All told, the city last year used a range of programs to move about 21,000 people off the street and into temporary housing, about 4,000 more than it did in the prior year, according to Ms. Bass’s office.

It will take as long as two years for many Inside Safe participants to move into permanent homes, many more months than Ms. Bass expected, and she has not figured out how to solve that.

The cost of renting individual rooms night by night, projected to be $110 million this fiscal year, is likely unsustainable, especially now that the city needs to cut spending. Officials have said they want to lease or buy entire motels, rather than rent them on a nightly basis, but that process is slow. Last week, Ms. Bass agreed to a sweeping audit of the city’s homelessness programs, including Inside Safe, ordered by a federal judge.

At an old-fashioned diner in the San Fernando Valley in December, Ms. Bass met with business leaders who quickly steered the conversation to homelessness. At one point, a woman told the mayor that she had recently spent a day trying to figure out how to remove excrement that was blocking the doorway of a local storefront.

“Jesus,” the mayor gasped, leaning over a mug of green tea.

Larry Slade, who leads the homelessness committee of the influential Sherman Oaks Homeowners Association, said he is rooting for Ms. Bass. But he continued to see people in distress accosting diners or shoppers on Ventura Boulevard, a major retail thoroughfare in the area.

“It’s a deluge, and we’re trying to put up sandbags,” Mr. Slade said. “I start to wonder if this is a problem that can be fixed by government.”

Los Angeles does not have enough affordable housing — as it is, more than 29,000 people are on a Los Angeles County waiting list for housing vouchers. Ms. Bass signed an executive order designed to accelerate affordable housing construction, but experts say it could take more than a year for significant numbers of additional units to be built.

Still, Ms. Bass said she felt she had accomplished a pivotal first goal: convincing Angelenos that their homeless neighbors want shelter.

Aaron Smith, 47, and others living near a freeway underpass in Hollywood had moved into a motel during an early Inside Safe effort about a year ago. On a recent afternoon, he was back at the underpass, where an encampment had re-formed, vexing nearby residents.

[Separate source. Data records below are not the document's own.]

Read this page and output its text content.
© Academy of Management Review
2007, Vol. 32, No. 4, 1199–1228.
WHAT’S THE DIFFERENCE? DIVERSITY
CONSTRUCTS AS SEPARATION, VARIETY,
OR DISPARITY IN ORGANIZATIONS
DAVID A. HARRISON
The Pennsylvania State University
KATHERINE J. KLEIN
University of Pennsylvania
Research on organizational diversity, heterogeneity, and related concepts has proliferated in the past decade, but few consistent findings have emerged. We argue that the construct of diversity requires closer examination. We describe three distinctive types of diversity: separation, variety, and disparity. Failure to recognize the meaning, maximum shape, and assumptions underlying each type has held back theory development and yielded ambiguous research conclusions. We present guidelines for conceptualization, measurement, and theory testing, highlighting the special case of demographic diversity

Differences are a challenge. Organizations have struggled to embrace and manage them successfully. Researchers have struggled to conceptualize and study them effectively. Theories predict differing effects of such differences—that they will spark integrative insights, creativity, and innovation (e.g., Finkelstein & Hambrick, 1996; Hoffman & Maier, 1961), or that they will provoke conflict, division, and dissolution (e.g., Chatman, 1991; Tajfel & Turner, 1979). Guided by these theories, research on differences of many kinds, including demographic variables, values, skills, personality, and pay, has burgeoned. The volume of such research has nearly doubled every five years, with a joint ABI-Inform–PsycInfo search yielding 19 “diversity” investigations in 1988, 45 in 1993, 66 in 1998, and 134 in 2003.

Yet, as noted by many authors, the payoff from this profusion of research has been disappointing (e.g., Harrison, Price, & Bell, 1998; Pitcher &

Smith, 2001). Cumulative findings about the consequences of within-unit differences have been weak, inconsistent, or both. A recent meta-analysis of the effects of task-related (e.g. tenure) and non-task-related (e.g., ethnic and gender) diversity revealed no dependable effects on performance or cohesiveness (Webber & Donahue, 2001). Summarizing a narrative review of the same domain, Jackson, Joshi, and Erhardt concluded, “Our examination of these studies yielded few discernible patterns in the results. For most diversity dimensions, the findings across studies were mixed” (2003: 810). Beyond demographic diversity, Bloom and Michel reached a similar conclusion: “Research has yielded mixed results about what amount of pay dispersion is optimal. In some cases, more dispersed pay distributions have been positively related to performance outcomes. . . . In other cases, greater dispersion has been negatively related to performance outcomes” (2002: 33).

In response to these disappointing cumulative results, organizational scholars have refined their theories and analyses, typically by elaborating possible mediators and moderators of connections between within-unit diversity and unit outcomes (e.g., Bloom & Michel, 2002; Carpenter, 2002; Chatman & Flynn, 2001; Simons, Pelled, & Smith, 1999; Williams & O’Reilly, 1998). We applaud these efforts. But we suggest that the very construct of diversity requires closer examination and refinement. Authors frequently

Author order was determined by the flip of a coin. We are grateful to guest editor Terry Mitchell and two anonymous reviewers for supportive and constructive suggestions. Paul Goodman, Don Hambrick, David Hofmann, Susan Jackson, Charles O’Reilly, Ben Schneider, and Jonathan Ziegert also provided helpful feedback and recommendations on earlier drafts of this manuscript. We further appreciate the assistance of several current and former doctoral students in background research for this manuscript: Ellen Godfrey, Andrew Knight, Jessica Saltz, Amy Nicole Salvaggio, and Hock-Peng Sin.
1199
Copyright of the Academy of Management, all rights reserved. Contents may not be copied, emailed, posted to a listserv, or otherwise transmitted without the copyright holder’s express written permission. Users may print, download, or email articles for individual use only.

Mr. Smith was still living at the motel, but he had stopped by the camp, alongside a line of tents and shopping carts, to watch his girlfriend’s belongings there while she ran errands.

It was difficult to abide by rules barring visitors at the motel, Mr. Smith said, but he was determined to stay off the street until he gets a permanent home. And he was optimistic that his girlfriend would get a motel room soon.

“We don’t want to be here,” he said, gesturing at the sidewalk. “Just like you don’t want us here.”

Days later, city officials announced that they had conducted another Inside Safe operation at the encampment. It was cleared once again.